Problem being, social capital - in America at least - has been in sharp decline since the early 1960s, and people are worse off because of it. The roots of this decline are in the early 1940s, and more in the post-war period. Putnam points the finger at commuting, suburbanisation and television as causes for this drop. However, what Jared Diamond's Guns, Germs and Steel teaches us is to look beyond proximate causes and search for the ultimate factors.

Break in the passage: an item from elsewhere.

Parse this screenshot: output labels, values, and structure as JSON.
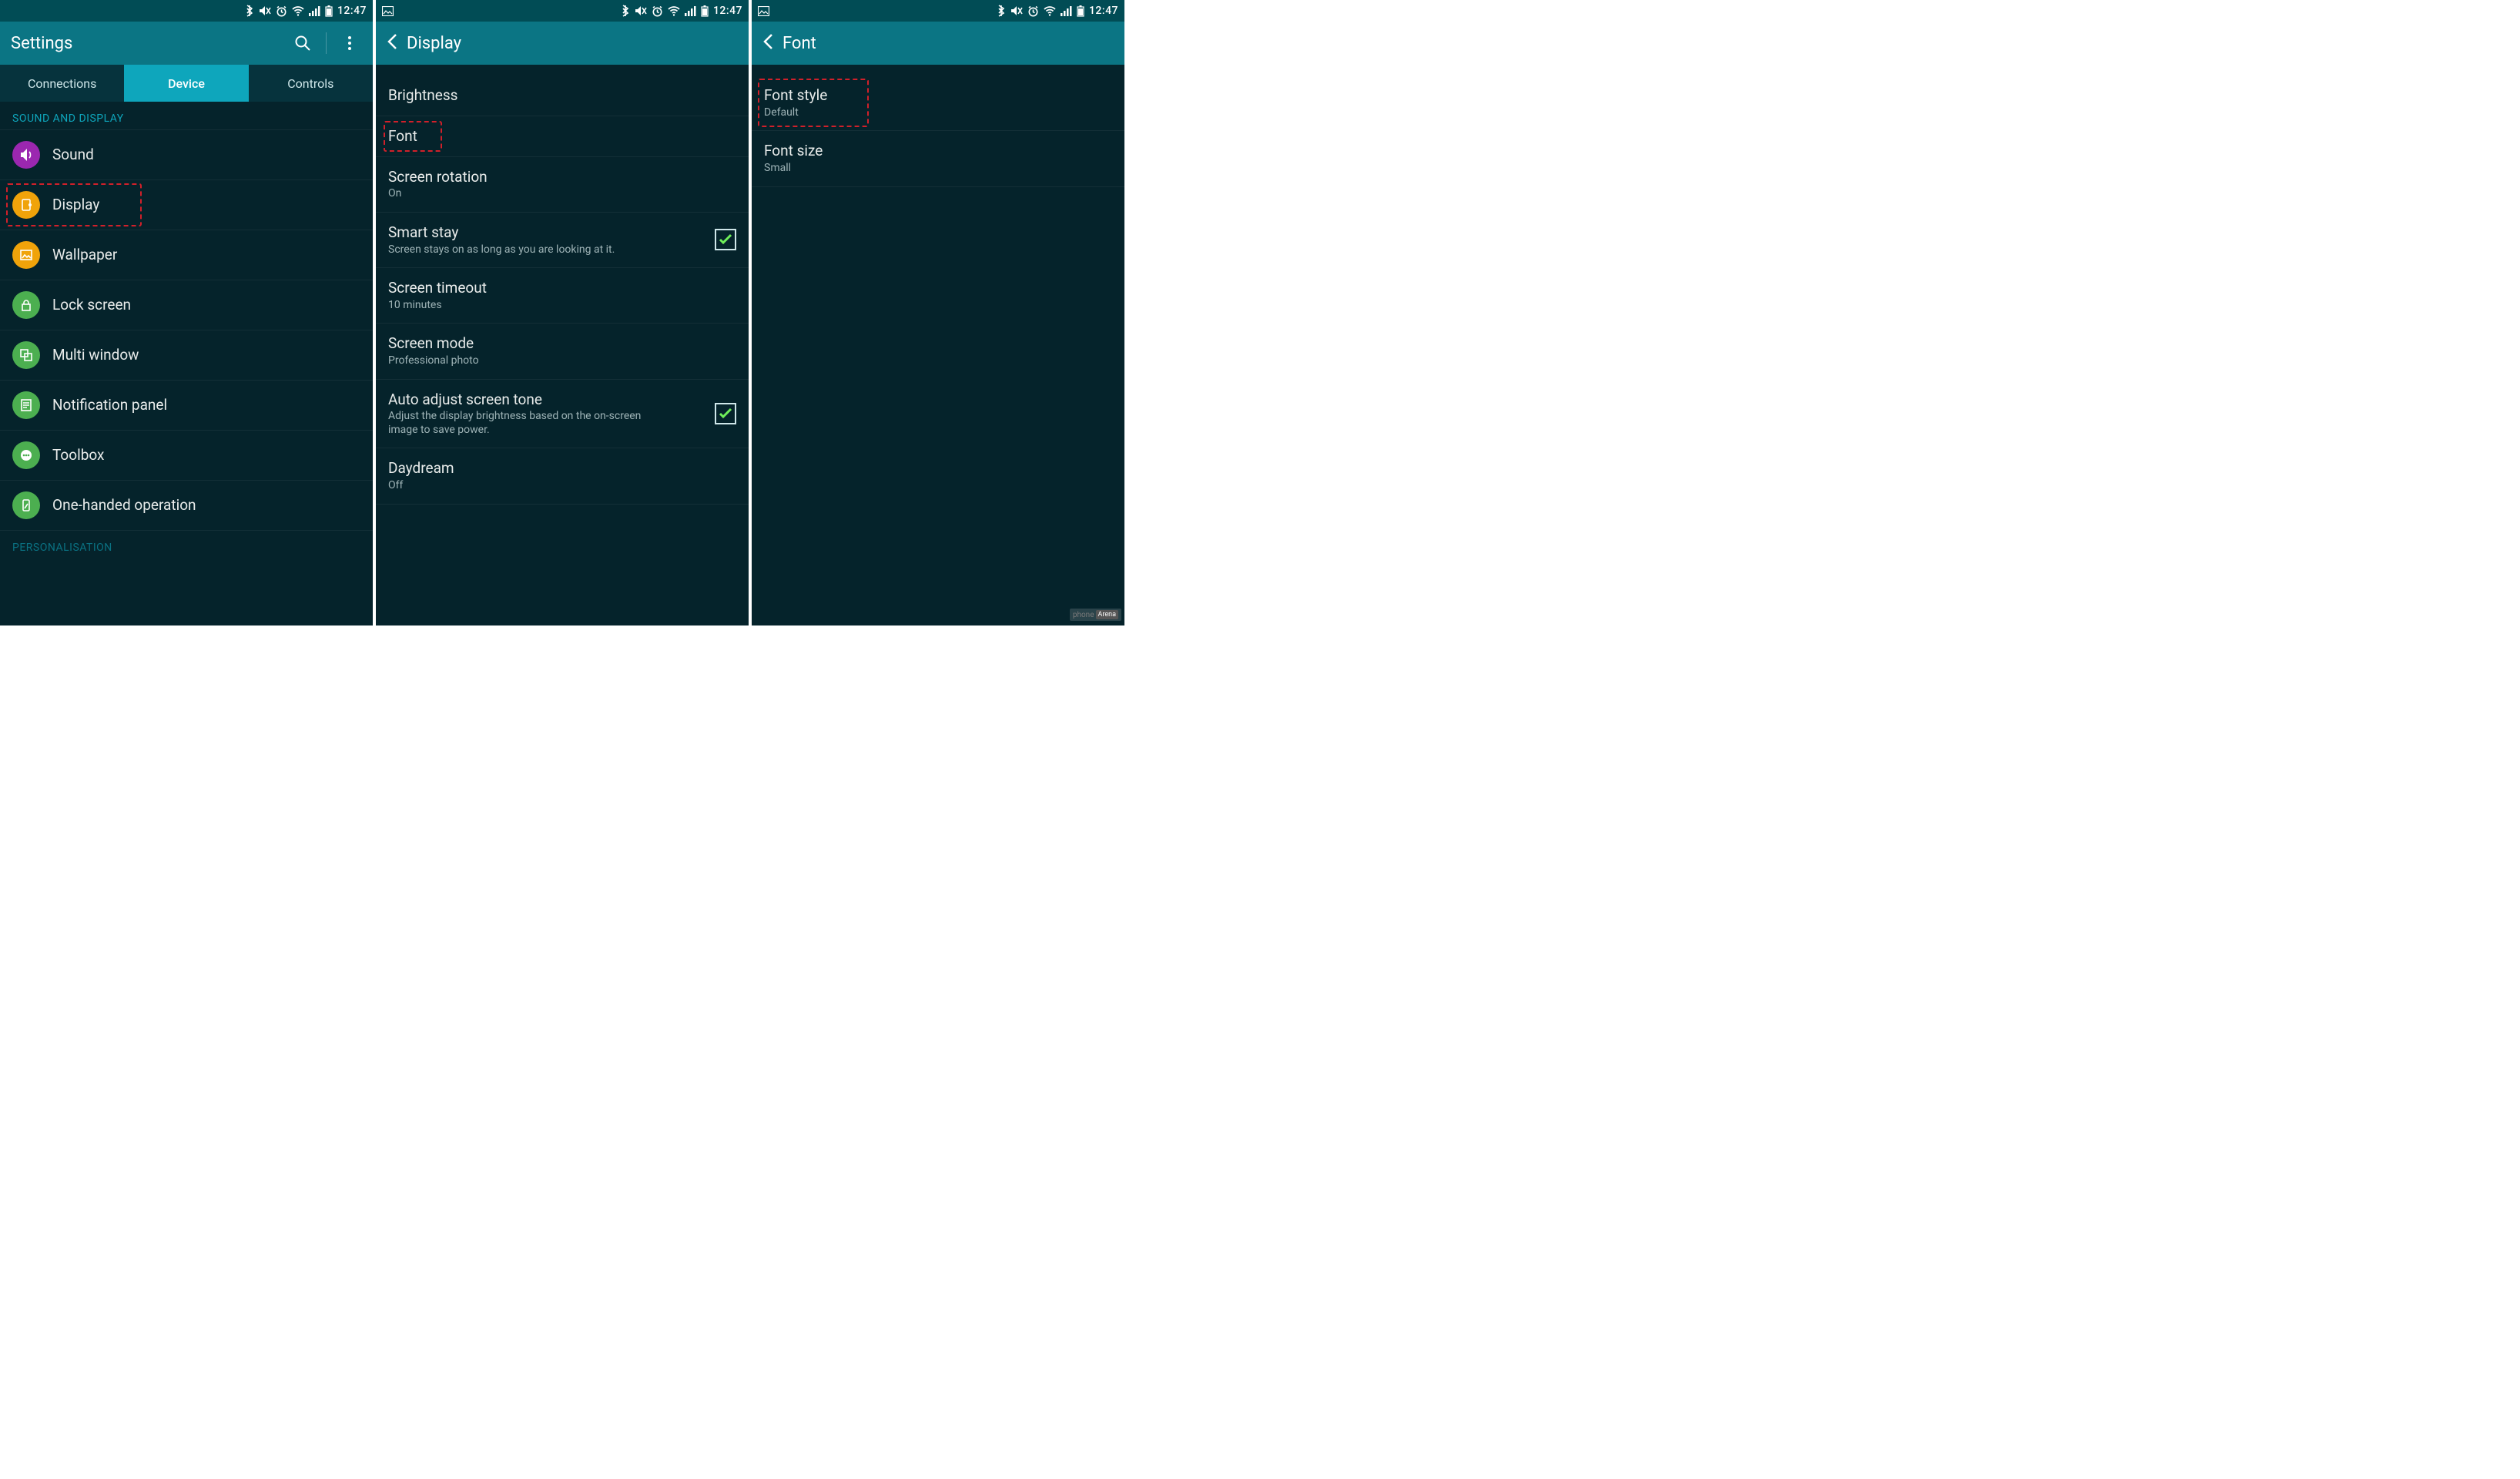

Sure, says Diamond, the Europeans were the ones who invaded South America and not vice-versa, and the proximate cause is that the Europeans had guns, ships, civilisation. But ultimately, why was that? It was because there were domesticable crops and animals in Euroasia, and barely any across the Pacific. It was because the crops there were spread easily on the long east/west axis of the European landmass, but America has a north/south axis which means a climate change gradient that crops can't move along so easily. Such are ultimate causes.
Aren't we already discovering the ultimate causes of social capital decline? Possibly, but I doubt it. If were weren't primed for a collapse, wouldn't that generation that grew up with television internalise it in a different way? Would centralised television networks have arisen? If the pursuit of social capital is intrinsic to human nature, wouldn't those values override the damage to the community that suburbanisation causes, and create a different kind of not-rural-but-not-urban lifestyle?
My contention: that humanity, being part of the real world, is maximally complex. Social capital isn't just something which is accidentally high or low depending on the structure of our society -- if it's something useful to humanity, then the feedback loop must be closed: humanity will have evolved in such a way as to promote social capital.
And because humanity's been around for a long time, there'll be a stabilising influence, a Le Chatelier's principle to keep the equilibrium at a point of high social capital. The human race must be self-selecting for just this attribute.
Well so we're obviously no longer in equilibrium. What's happened? Look at the dates -- the roots of the decline are around 1945. Marie Curie started fractioning radioactive compounds around the turn of the century, and atmospheric radiation started rising in the early 1940s till 1960s with nuclear tests in Nevada and elsewhere, and has been rising since. The cumulative effect of this means that people born after 1945 can be distinguished by their radioactivity from people born before that year. As people grow up with radioactivity, or later are born to radioactive parents, the effect grows. Global fertility has halved since 1945.
Putnam has noticed that social capital took another beating in the 1990s -- is this to do with the growth of materialism, or the Chernobyl accident of 1986?
Here's a thought. Whenever you make a decision about what to do, you weigh up the costs and benefits of generalised reciprocity. Basically speaking, if you're altruistic, what fraction of that altruism will eventually return to you from people in general? When it comes around, how much is gone? That estimated factor is how you measure whether to be a good citizen. It's an behavioural influence universal to all our activities just like mood, or tiredness. And since feeling, anxiety and so on are governed by brain chemistry, why not the reciprocity factor?
Perhaps, just perhaps, there's a chemical in the brain which sets, by its level, your expectations of society. And the processes that produce that chemical are especially susceptible to the unprecedented levels of radiation now present. And as radioactive substances build up in mothers, and move up the food chain and accumulate, so the proportion of affected people grows in society, and the effects of this diminished social capital makes themselves felt.
It all fits. Here I quote from an analysis of current-day social capital, and a study that measures how much social capital is in present in the states of America, Social Capital Measurement and Consequences: "There are a few outliers to the general pattern. Nevada is lower than where it should be; perhaps if you know something about Nevada you have guesses as to why this might be true". Indeed.